Fembot — The Proposal

Fembot is a new concept for multimodal publishing on gender, media, and technology. Fembot refers to three overlapping entities: 1. A collective of scholars, organized as an institute, who will share responsibility for the construction and implementation of a Fembot website, which will provide a platform for collaboration, publication, and distribution; decisions regarding its governance structure; and editorial and review responsibilities; 2. A publication that will feature new research on gender, media, and technology twice a year; 3. A yearly symposium (organized face-to-face or virtually, depending on levels of funding) that will allow Fembot members to share new research, to discuss issues related to the institute and the journal, and to brainstorm about innovations, collaborations, and new approaches to Fembot’s mission.

Feminist scholarship on gender, new media, and technology is currently published in traditional, print format, peer-reviewed journals, remaining largely inaccessible to those who do not have access to university libraries. This project stands at a crossroads in humanistic and social scientific research and the forms of academic publishing and communication the academy has long depended on. The limits of older modes of scholarly publication and communication are evident in the following: they do not generate or facilitate the innovative and collaborative approaches that studying new media and technology require; their conventional review processes can take several years; and the products of these modes of scholarly publication and communication are costly and often inaccessible to a wider audience (particularly for international scholars).

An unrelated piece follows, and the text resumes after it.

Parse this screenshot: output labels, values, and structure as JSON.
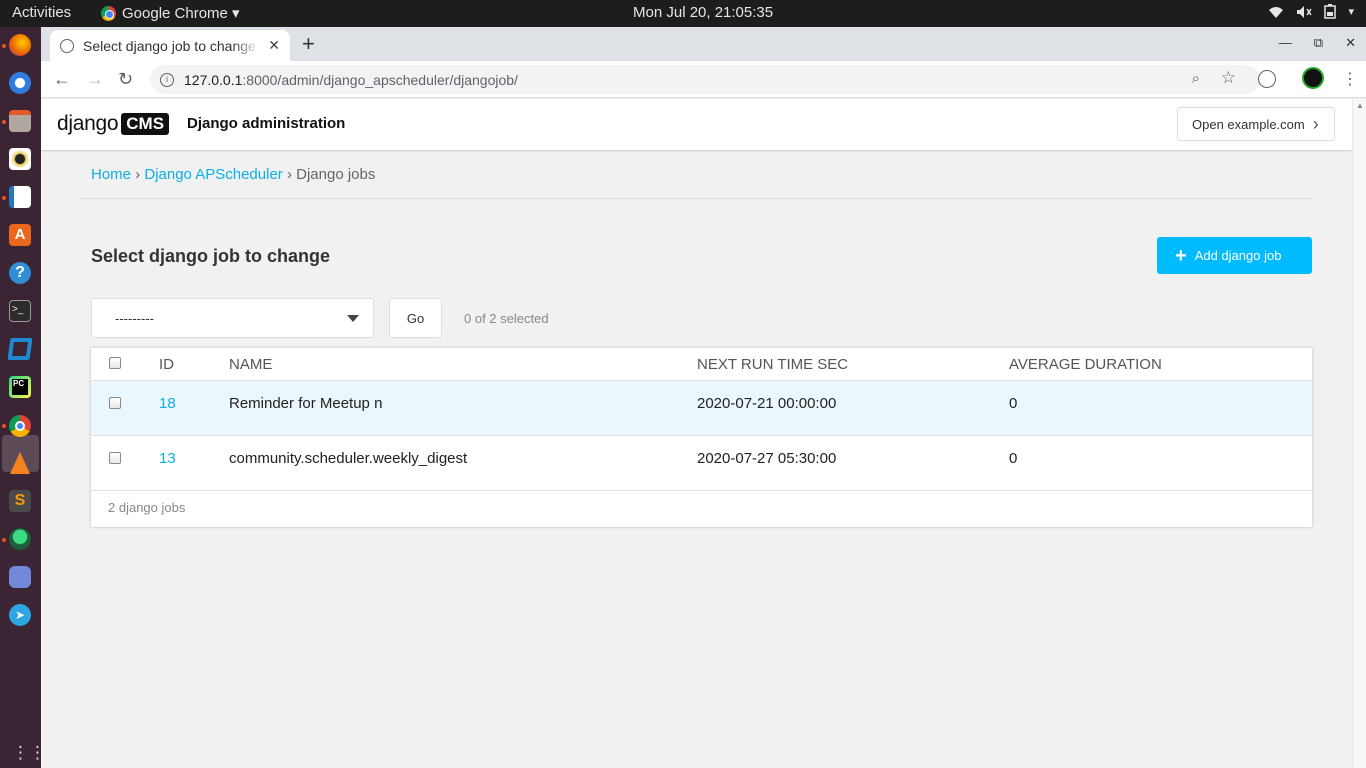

The mission of Fembot is to provide a venue in which scholars can receive feedback about works-in-progress from other feminist scholars that will allow them to revise their material for wider publication. At the same time, Fembot will serve scholars professionally by providing digital tools that will allow them to assemble empirical evidence about the distribution and impact of their work (e.g. lists of website hits and citations; links to citational indices in the field; reviews; etc.). And perhaps most importantly, Fembot will also be an open access publication, utilizing open source software and offering its materials free of cost to the public.

Fembot is a new concept for multimodal publishing on gender, media, and technology. Fembot really refers to three overlapping entities: 1. A collective of scholars, organized as an institute, who will share responsibility for the construction and implementation of a Fembot website, which will provide a platform for collaboration, publication, and distribution; decisions regarding its governance structure; and editorial and review responsibilities; 2. A publication that will feature new research on gender, media, and technology twice a year; 3. A yearly symposium (organized face-to-face or virtually, depending on levels of funding) that will allow Fembot members to share new research, to discuss issues related to the institute and the journal, and to brainstorm about innovations, collaborations, and new approaches to Fembot’s mission.

Fembot will showcase feminist scholarship on new media and technology and, at the same time, it will work toward establishing new and sustainable models for review, evaluation, publication, collaboration, and distribution. Mindful of the role that peer review plays in hiring, tenure and promotion, Fembot will provide portfolios so that contributors can keep track of citations and comments, thereby providing quantitative data on the impact of their publications on scholarship in the field. In addition, Fembot will provide active peer review for contributors, treating contributions as works-in-progress and thereby allowing scholars to take advantage of the collective knowledge of the full Fembot institute. Fembot will produce thematic issues on specific topics, organized by editors drawn from members of the Fembot institute with research interests and expertise in a particular area (one issue might deal exclusively with social networking; another with games; a third with web design, etc.).

A recent ITHAKA faculty survey (http://ithaka.org/about-ithaka) underscores the contradictory nature of faculty attitudes toward using new technologies for communication and dissemination, particularly the fact that “a fundamentally conservative set of faculty attitudes continues to impede systematic change.” Fembot aims to be that change, at once providing a multimodal platform for collaboration, peer review, publication, dissemination, and other functions as deemed necessary and desirable; while at the same time persuading institutions of higher education of the rigor of the research it promotes through a documented review process, the collection of data and qualitative information regarding the quality and impact of its research, and an open source approach toward documenting and sharing its organizational and technological practices.

2 responses to “Fembot — The Proposal

  1. Pingback: ICA in Boston: Lines of Dialogue | mélhogan

  2. Hii Carole
    Sarah Kember here. I love this. Can I play?
    Met with Paula Gardner last week. When she’s back she’ll catch you up. We hatched a plan that sounds very much like this.